TIMIKA – Pemerintah Kabupaten Mimika mendorong penanggulangan tuberkulosis (TB) tidak lagi dipandang sebagai urusan sektor kesehatan semata. Upaya tersebut diarahkan menjadi bagian dari agenda pembangunan daerah melalui penguatan koordinasi lintas sektor.
Komitmen itu disampaikan melalui pertemuan persiapan pembentukan Tim Percepatan Penanggulangan Tuberkulosis (TP2TB) Kabupaten Mimika yang digelar di Ballroom Hotel Horison Ultima, Kamis (17/09/2026).

Asisten I Setda Mimika, Ananias Faot, mengatakan persoalan TB memiliki keterkaitan erat dengan berbagai kondisi di masyarakat, seperti lingkungan, sosial ekonomi, kualitas tempat tinggal, perilaku, hingga mobilitas penduduk.

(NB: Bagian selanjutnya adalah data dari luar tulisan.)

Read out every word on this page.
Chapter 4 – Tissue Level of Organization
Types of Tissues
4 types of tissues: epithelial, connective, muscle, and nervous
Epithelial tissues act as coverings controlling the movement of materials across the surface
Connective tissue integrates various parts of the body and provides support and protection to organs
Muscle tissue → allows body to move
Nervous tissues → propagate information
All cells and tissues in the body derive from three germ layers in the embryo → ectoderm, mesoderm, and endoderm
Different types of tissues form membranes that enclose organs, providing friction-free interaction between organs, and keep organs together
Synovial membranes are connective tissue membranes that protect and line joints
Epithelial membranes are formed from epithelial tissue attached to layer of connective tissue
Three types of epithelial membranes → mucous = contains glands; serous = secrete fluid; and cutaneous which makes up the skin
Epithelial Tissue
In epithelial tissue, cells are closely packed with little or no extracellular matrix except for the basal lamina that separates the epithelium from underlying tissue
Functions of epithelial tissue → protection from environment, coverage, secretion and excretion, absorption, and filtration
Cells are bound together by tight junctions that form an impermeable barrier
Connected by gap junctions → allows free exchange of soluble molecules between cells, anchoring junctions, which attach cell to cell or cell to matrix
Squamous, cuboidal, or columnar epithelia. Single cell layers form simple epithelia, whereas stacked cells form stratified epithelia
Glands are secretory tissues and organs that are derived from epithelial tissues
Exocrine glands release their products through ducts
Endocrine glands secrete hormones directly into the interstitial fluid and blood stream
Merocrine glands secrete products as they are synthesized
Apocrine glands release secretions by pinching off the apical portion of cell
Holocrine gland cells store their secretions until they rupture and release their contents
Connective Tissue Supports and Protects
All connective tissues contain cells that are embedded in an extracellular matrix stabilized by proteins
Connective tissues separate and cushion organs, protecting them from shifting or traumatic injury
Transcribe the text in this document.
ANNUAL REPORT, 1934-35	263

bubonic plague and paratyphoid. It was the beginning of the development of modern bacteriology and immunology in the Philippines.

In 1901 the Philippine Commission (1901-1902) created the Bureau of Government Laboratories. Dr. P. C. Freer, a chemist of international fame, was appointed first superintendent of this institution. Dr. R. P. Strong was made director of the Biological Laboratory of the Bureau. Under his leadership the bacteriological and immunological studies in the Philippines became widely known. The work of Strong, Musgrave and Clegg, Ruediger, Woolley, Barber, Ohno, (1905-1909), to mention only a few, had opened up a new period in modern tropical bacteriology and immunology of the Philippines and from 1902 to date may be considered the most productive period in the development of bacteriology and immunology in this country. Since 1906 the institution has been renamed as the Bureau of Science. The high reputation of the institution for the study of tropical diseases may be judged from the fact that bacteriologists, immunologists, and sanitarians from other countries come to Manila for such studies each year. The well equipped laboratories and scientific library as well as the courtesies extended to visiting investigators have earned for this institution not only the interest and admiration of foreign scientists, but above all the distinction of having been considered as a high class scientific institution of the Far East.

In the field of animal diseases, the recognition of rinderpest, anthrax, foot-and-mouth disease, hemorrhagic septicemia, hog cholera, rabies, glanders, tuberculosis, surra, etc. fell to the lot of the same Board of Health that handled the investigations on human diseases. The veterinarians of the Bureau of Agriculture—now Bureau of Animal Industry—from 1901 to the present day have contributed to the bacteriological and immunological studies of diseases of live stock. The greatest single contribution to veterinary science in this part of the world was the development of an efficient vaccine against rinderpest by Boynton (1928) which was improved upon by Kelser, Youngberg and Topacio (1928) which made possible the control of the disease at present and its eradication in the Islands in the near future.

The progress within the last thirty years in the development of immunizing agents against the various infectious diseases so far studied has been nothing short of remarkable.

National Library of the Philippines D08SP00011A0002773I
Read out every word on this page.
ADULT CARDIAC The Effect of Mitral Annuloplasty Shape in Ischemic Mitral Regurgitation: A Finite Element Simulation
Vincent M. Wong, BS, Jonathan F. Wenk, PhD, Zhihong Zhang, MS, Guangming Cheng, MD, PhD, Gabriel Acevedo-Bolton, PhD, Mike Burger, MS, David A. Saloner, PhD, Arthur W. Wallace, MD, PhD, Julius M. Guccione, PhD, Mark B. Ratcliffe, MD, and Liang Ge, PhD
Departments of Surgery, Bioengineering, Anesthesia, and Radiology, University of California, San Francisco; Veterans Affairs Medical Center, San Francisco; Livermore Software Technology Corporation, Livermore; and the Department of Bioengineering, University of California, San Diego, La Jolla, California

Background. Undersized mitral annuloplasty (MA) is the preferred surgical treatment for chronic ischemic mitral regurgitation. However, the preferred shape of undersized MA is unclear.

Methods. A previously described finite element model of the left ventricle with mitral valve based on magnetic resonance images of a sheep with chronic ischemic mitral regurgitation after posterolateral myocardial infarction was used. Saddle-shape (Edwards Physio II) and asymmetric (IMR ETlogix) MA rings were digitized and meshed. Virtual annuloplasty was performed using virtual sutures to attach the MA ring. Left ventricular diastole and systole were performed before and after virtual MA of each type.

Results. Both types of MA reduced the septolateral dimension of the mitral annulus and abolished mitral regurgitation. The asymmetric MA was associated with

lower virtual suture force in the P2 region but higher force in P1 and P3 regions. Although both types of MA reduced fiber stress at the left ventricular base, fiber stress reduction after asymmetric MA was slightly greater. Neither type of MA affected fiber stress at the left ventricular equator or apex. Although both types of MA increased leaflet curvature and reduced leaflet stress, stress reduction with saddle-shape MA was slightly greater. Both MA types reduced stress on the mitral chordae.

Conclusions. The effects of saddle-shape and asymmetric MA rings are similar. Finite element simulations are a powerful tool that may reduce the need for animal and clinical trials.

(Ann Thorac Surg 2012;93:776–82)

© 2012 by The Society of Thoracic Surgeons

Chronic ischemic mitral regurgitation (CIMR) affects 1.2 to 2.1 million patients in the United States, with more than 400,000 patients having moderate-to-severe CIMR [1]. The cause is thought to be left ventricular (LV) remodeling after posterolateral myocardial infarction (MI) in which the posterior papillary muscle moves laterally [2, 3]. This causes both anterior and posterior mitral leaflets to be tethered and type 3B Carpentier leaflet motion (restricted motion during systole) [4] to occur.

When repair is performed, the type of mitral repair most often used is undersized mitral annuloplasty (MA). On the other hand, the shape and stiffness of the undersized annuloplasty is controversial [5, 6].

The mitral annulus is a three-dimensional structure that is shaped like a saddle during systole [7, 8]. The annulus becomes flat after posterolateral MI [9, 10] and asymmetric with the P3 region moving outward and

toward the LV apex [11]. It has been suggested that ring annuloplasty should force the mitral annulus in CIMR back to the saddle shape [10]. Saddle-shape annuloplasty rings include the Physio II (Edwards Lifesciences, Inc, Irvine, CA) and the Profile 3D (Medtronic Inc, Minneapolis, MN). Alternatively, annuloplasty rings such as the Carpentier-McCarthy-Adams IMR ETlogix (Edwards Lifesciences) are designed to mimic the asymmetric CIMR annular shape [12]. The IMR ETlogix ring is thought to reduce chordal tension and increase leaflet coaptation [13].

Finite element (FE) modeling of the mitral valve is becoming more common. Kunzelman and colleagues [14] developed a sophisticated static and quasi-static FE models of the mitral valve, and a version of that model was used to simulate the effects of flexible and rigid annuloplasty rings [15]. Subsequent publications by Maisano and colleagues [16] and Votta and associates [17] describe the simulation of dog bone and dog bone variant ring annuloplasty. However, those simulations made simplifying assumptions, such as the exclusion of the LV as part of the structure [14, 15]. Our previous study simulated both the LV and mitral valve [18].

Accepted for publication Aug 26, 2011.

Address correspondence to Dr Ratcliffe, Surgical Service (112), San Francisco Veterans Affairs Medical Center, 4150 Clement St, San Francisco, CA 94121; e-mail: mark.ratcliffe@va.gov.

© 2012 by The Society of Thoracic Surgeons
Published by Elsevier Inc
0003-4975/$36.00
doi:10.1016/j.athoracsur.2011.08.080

Karena itu, menurut Ananias, keberadaan TP2TB harus diarahkan untuk menghasilkan kerja nyata dan terukur, bukan sekadar membentuk struktur organisasi melalui keputusan kepala daerah.
Tim tersebut nantinya diharapkan memiliki target yang jelas, pembagian tugas dan fungsi, indikator kinerja, mekanisme pelaporan serta evaluasi secara berkala.
“TBC harus dipandang sebagai persoalan bersama. Penanggulangan TBC di Kabupaten Mimika tidak boleh dipandang semata-mata sebagai tugas Dinas Kesehatan atau fasilitas pelayanan kesehatan semata,” tegasnya.
Ananias mengatakan salah satu fokus yang perlu diperkuat adalah penemuan kasus secara aktif. Setelah pasien ditemukan, pendampingan harus dilakukan hingga pengobatan selesai untuk mencegah penularan terus berlangsung.
Upaya tersebut juga membutuhkan keterlibatan pemerintah distrik, kampung dan masyarakat, terutama untuk menjangkau wilayah yang memiliki keterbatasan akses terhadap layanan kesehatan.
Sementara itu, Kepala Dinas Kesehatan Mimika, Godfried Maturbongs, mengatakan peningkatan kasus TB dari tahun ke tahun menjadi perhatian pemerintah daerah.
Menurutnya, Dinas Kesehatan bersama Pemkab Mimika terus berupaya memperluas penemuan kasus agar pasien dapat segera mendapatkan penanganan.
“Justru kita sekarang lagi berusaha bagaimana mencari dan menemukan sebanyak mungkin sehingga bisa kita antisipasi dalam hal penanganan pasien-pasien TB,” ujarnya.
Selain penemuan dan pengobatan, penguatan data serta pengurangan stigma terhadap pasien TB juga menjadi bagian penting dalam penanggulangan penyakit tersebut.
Data yang akurat diperlukan pemerintah sebagai dasar penyusunan kebijakan, sementara penghapusan stigma diharapkan mendorong masyarakat tidak takut memeriksakan diri maupun menjalani pengobatan.
Pertemuan tersebut selanjutnya diarahkan untuk menyusun struktur TP2TB, pembagian tugas, mekanisme koordinasi lintas sektor serta rancangan Keputusan Bupati Mimika.
Pemkab Mimika juga mendorong agar program penanggulangan TB terintegrasi dalam perencanaan pembangunan dan penganggaran daerah, sehingga upaya eliminasi TB dapat dilakukan secara berkelanjutan.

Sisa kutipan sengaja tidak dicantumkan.